U.S. producers cut crude output ahead of Hurricane Laura at a rate approaching the level of 2005′s Hurricane Katrina and also halted most oil refining along the Texas/Louisiana coast.

Laura is expected to strengthen into a major hurricane with 115 mile per hour (185 kph) winds before it strikes the coast near the Texas-Louisiana border early Thursday, according to the U.S. National Hurricane Center.

On Tuesday, producers had evacuated 310 offshore facilities and shut 1.56 million barrels per day (bpd) of crude output, 84 per cent of Gulf of Mexico’s offshore production, near the 90 per cent outage that Katrina brought 15 years ago.

“Today’s strength was again almost entirely attributable to storm concerns,” said Jim Ritterbusch, president of Ritterbusch and Associates in Galena, Illinois, noting the storm factor would likely overshadow the weekly storage report from the U.S. Energy Information Administration (EIA).

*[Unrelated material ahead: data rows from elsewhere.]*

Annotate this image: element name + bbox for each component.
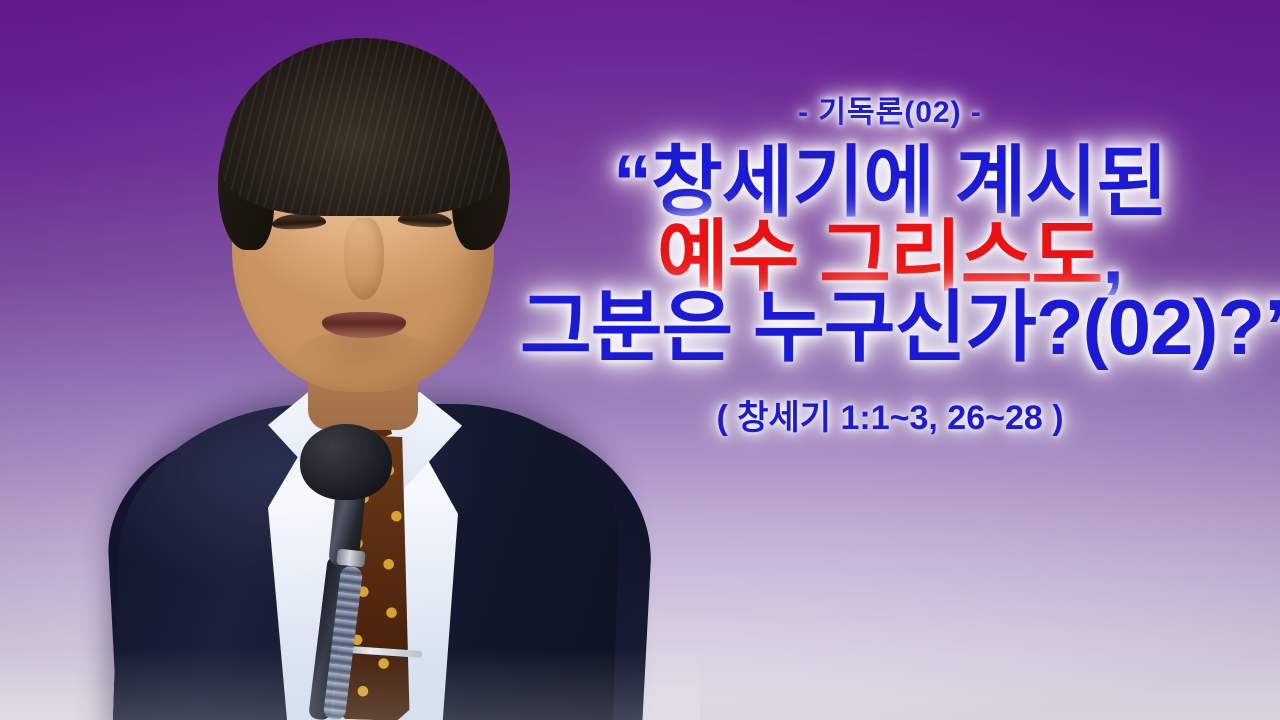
- hair: [222, 38, 504, 216]
- microphone-windscreen: [300, 424, 392, 500]
- main-title: “창세기에 계시된 예수 그리스도, 그분은 누구신가?(02)?”: [520, 143, 1260, 368]
- chin-shadow: [290, 330, 440, 388]
- microphone-ring: [336, 549, 366, 568]
- nose: [344, 218, 384, 300]
- title-overlay: - 기독론(02) - “창세기에 계시된 예수 그리스도, 그분은 누구신가?…: [520, 96, 1260, 439]
- video-thumbnail-frame: - 기독론(02) - “창세기에 계시된 예수 그리스도, 그분은 누구신가?…: [0, 0, 1280, 720]
- scripture-reference: ( 창세기 1:1~3, 26~28 ): [520, 390, 1260, 439]
- title-line-3: 그분은 누구신가?(02)?”: [520, 288, 1260, 368]
- series-label: - 기독론(02) -: [520, 96, 1260, 129]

Analysts forecast U.S. crude stockpiles fell for a fifth week in a row last week, according to a Reuters poll conducted ahead of reports from the American Petroleum Institute (API) at 4:30 p.m. (2030 GMT) on Tuesday and the government on Wednesday.

“Overall, hurricanes may be limiting supply this week ... but the market will soon again focus on the biggest hurricane of them all, COVID-19,” said Bjornar Tonhaugen, head of oil markets at Rystad Energy.

Europe is seeing a rise in coronavirus cases, including re-infection. Two re-infections were reported in Europe and one in Hong Kong.

Elsewhere, U.S. and Chinese trade officials reaffirmed their commitment to a Phase 1 trade deal.